A crew excavates the remains of an ankylosaur — one of thousands of dinosaur fossils in Mongolia’s Gobi Desert. Тorrential rains in Mongolia’s Gobi Desert 75 million years ago triggered catastrophic sand slides that buried alive thousands of dinosaurs and other animals, creating one of the richest fossil sites on Earth.
How did the site come into being?
Research led by David Loope, a geoscientist at the University of Nebraska, shows that a thin, hard layer of sand formed one to two feet (0.3 to 0.6 meters) below the surface of the ancient dunes at Ukhaa Tolgod, Mongolia, setting the stage for sand slides.
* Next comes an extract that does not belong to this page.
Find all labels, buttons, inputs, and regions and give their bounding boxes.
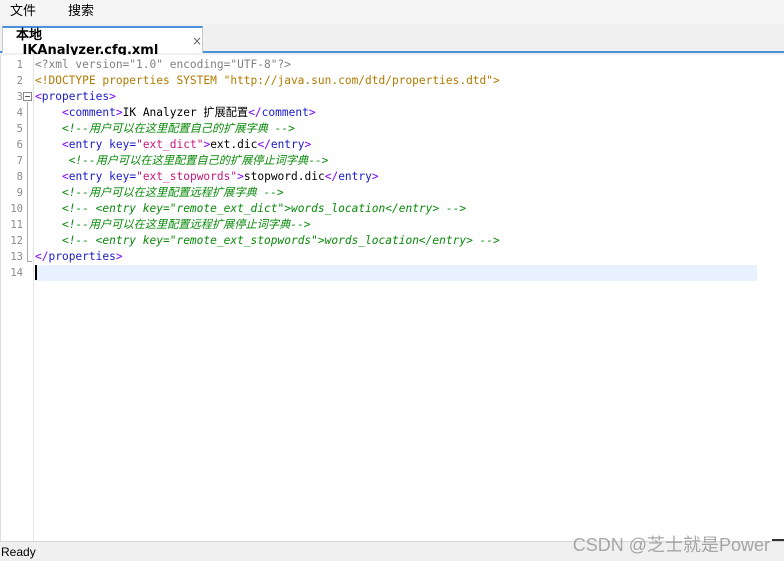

“Seeing all of the bones and the structure of the sands that included them seemed to require a lot of sand in a hurry,” said Loope. “But that can’t happen unless something impeded the filtration of water.”
FORMATION OF A SLIDING SURFACE
Scientists believe that the Pacific Ocean was significantly warmer during the Late Cretaceous Period (75 million years ago) than it is today and spawned intermittent rainstorms that rolled across the Gobi Desert. Water from these storms seeped into the upper layer of the dunes.
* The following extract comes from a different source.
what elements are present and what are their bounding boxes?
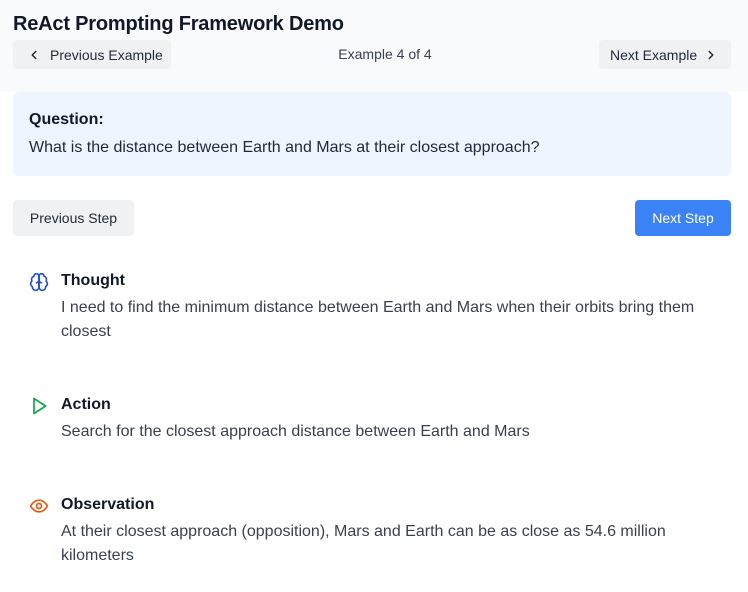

As the water evaporated, it left behind dissolved minerals such as gypsum and calcite that created a thin, impermeable layer of sand that stabilized the dunes for thousands of years.
When subsequent storms rolled in, water accumulated in the upper layer of sand until it became so heavy that it slid off the cemented layer underneath. The resulting debris flows trapped any animals in their path like wet concrete, said Loope.
Today, the Gobi Desert is one of the driest places on Earth, belying the fact that its climate once allowed plant and animal life to flourish. “The idea of a pole-to-pole balmy Cretaceous has been around for a while,” said Loope.
As evidence of the warmer, wetter climate, Loope cites fossils of cold-blooded animals such as crocodiles; burrows of freshwater crustaceans; and fossilized roots of plants that grew on the dunes.
SANDSTORM THEORY DISMISSED
Previous studies suggested that shifting sand during violent sandstorms at Ukhaa Tolgod buried the dinosaurs, lizards, and other animals alive. But when Loope went to Mongolia he noticed that the dunes showed no signs of violent winds like those in Utah and Arizona.
“The dunes move very, very slowly,” he said, “and animals just don’t killed by [slowly] migrating dunes.”
Loope’s sand slide theory developed when the researchers discovered fossils only in sandstone that was void of wind layers. Such sandstone is an indication of slide debris. Loope made the connection between the slide debris and the impermeable layer of sand. “Without that, you don’t have any fossils,” he said.